Политическая зрелость курсантской среды была очень высока. В частности, искренне радуясь открытию второго фронта, высказывали такие никем не подсказанные мысли:
— Хорошо, что наконец решились! Только какой же он второй фронт — он же первый… для спасения капитализма на европейском континенте.
…Быстров уже знал о предстоящем поступлении ночью важного правительственного сообщения и понимал, что оно может быть только о капитуляции немецких войск и об окончании этой долгой и тяжелой войны. По опыту жизни он знал, что по крайней мере в звене полка и ниже самые строго охраняемые тайны, если они связаны с предстоящими перемещениями или значительными изменениями, становятся известными солдатской массе в общих чертах лишь немногим позже, чем о них узнает хотя бы один человек. Поэтому его не удивило, что учеба в тот день, 8 мая, разладилась, у него у самого ничего не клеилось.
Вдруг раздался тревожный телефонный звонок:
— Простите, не вы начальник гарнизона?
— Да, я исполняю эти обязанности. Чем могу служить?
— Я понимаю… это не телефонный разговор, но мы в растерянности. Директора нет, не можем найти и парторга, а рабочие бросают работу и массами выходят в город…
— Постойте, электропечи как?
— Там спокойно, все работают. Мыслимое ли дело печи бросать… Мы только просим, чтобы вы приехали и поговорили с рабочими. Они вас, как военного…
— Нет, не приеду, и вам вмешиваться не советую. Следите за электропечами… Словом, поживем до утра, а там видно будет.
Узнали об ожидаемом важном правительственном сообщении и рабочие оборонных заводов. Бурная радость вылилась в стремлении на улицы города, на площади, к людям. Кто знает, может, оно и было лучшим проявлением чувств, самым понятным и самым человеческим?
Но вот и оно, раннее утро девятого мая сорок пятого года, утро первого Дня Победы, навстречу которому мы шли тяжело и долго, даже в самые мрачные дни не теряя веры в него — будет оно, непременно будет!

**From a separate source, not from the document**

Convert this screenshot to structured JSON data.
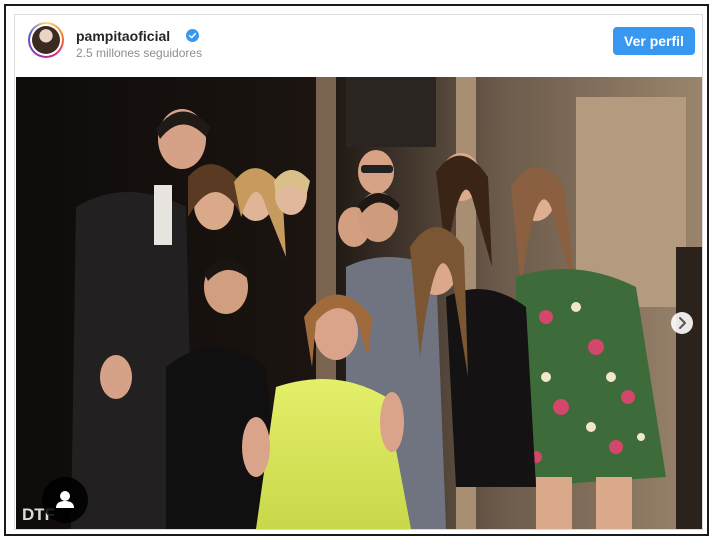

Ночью поступил текст акта о капитуляции вооруженных сил Германии и Указ Президиума Верховного Совета СССР за подписями М. Калинина и А. Горкина, установивший, что «9 мая является днем всенародного торжества — Днем Победы». В акте говорилось о капитуляции вооруженных сил Германии, в Указе Президиума Верховного Совета — о победе над немецко-фашистскими захватчиками. Первый был совместным документом, подписанным нашим командованием и командованием наших временных союзников, а второй содержал наше собственное понимание послевоенных обстоятельств. ЦК партии заблаговременно подготавливал народ к тяжелой и сложной борьбе за мир, и не забывались слова члена ЦК, товарища Шверника, сказанные им в докладе на партийном активе еще в марте: «Война подходит к концу. Предстоит тяжелая борьба за мир, требующая больших усилий…»

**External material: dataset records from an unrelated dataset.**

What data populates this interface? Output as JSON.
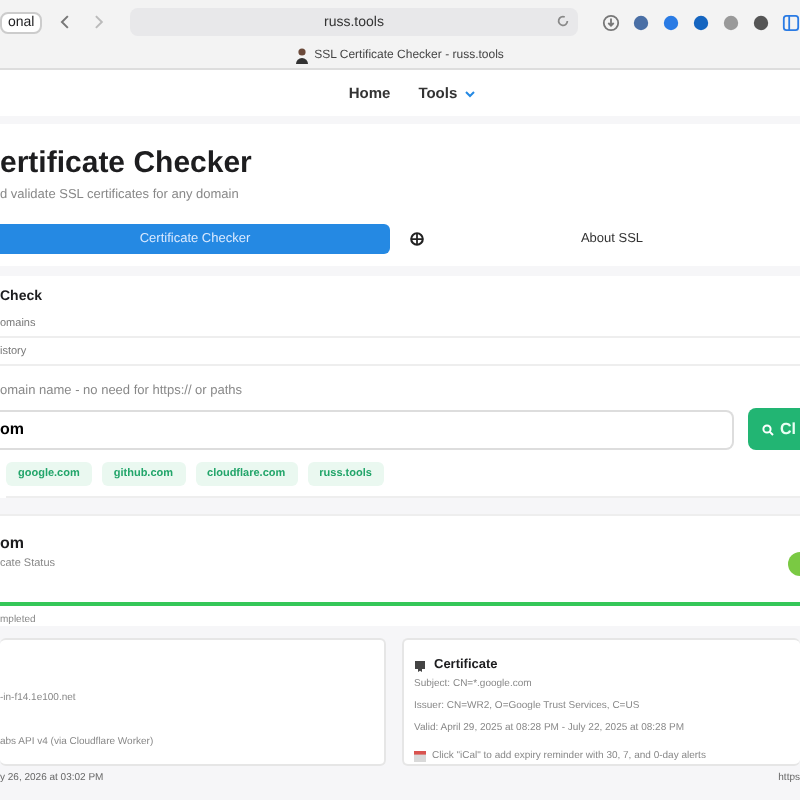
{
  "browser": {
    "profile": "onal",
    "url": "russ.tools",
    "tab_title": "SSL Certificate Checker - russ.tools"
  },
  "nav": [
    {
      "label": "Home",
      "kind": "link"
    },
    {
      "label": "Tools",
      "kind": "menu"
    }
  ],
  "header": {
    "title": "ertificate Checker",
    "subtitle": "d validate SSL certificates for any domain"
  },
  "tabs": [
    {
      "label": "Certificate Checker",
      "selected": true
    },
    {
      "label": "About SSL",
      "selected": false
    }
  ],
  "check": {
    "title": "Check",
    "options": [
      "omains",
      "istory"
    ],
    "hint": "omain name - no need for https:// or paths",
    "value": "om",
    "button": "Cl",
    "quick": [
      "google.com",
      "github.com",
      "cloudflare.com",
      "russ.tools"
    ]
  },
  "result": {
    "domain": "om",
    "subtitle": "cate Status",
    "level": 1,
    "status": "mpleted"
  },
  "server_card": {
    "lines": [
      "-in-f14.1e100.net",
      "abs API v4 (via Cloudflare Worker)"
    ]
  },
  "cert_card": {
    "title": "Certificate",
    "lines": [
      "Subject: CN=*.google.com",
      "Issuer: CN=WR2, O=Google Trust Services, C=US",
      "Valid: April 29, 2025 at 08:28 PM - July 22, 2025 at 08:28 PM"
    ],
    "reminder": "Click \"iCal\" to add expiry reminder with 30, 7, and 0-day alerts"
  },
  "footer": {
    "timestamp": "y 26, 2026 at 03:02 PM",
    "link": "https"
  }
}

Холодная война готовилась, но еще не стучалась в дверь, мы о ней не знали и не обращали внимания на такое, может быть, случайное расхождение в тексте документов. К тому же — мы были счастливы, а счастливый внимательным не бывает.
День был выходной, первый за четыре года войны, и первый Праздник Победы. И погода удалась — сухой, солнечный, теплый день. Многотысячные колонны рабочих, работниц, многие с семьями, двигались в сторону старейшего завода, в парк. Все были радостны, одновременно смеялись и плакали, радовались наступившему миру, гордились нашими вооруженными силами, трудовыми подвигами народа, великой партией Ленина.

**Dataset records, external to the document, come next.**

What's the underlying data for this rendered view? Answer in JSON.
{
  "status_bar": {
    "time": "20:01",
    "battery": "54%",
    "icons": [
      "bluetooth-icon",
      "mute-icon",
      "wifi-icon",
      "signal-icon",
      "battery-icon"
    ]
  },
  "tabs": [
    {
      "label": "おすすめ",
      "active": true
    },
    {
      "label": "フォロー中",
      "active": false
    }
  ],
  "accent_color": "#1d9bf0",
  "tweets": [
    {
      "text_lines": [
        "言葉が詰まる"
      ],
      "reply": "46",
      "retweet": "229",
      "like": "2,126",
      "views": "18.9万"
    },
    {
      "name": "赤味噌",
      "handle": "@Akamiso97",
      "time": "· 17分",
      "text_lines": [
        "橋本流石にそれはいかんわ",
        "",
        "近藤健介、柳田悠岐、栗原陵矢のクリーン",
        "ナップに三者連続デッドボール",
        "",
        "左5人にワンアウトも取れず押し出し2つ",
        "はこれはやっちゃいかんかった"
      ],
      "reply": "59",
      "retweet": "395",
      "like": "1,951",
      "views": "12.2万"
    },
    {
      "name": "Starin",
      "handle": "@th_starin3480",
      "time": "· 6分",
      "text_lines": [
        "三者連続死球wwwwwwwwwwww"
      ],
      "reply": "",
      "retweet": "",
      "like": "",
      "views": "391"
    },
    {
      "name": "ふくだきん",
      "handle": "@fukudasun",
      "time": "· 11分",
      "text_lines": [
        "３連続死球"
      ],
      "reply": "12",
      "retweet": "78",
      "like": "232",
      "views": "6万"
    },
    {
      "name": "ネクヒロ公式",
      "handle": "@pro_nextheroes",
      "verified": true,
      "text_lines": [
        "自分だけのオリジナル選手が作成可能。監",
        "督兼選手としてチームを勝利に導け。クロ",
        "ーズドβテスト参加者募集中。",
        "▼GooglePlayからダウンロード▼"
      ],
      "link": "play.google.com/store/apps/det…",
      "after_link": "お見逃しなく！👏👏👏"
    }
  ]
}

Быстров смотрел, запоминал и был радостен и горд: ему удалось увидеть то, что не всем дано, — радость победившего народа.
СЛЕД ВОЙНЫ
ЗАБЕГАЛОВКА
Февраль сорок шестого. Поезд местных линий, средняя полоса. Вагон переполнен сверх всяких норм, но, уплотняясь, все как-то устраивались. Было душно и холодно. Вагон не отапливался, и лишнее бы это — стекла в войну выбило, и в плохо заделанные фанерой оконные проемы тепло ушло бы так же легко, как уходил едкий запах изношенных полушубков, самосада и давно не мытых тел.
Света не было. Вначале свеча маленько подмигивала над дверью, как сигнальный огонь дальнего маяка, а потом потухла. Догорела ли или спер кто? Да и нужды в ней не было. Все равно никуда не пойдешь. Ни по какой нужде — там тоже сидели. И кулька своего с собой не возьмешь, а оставишь — и позаимствовать могли бы.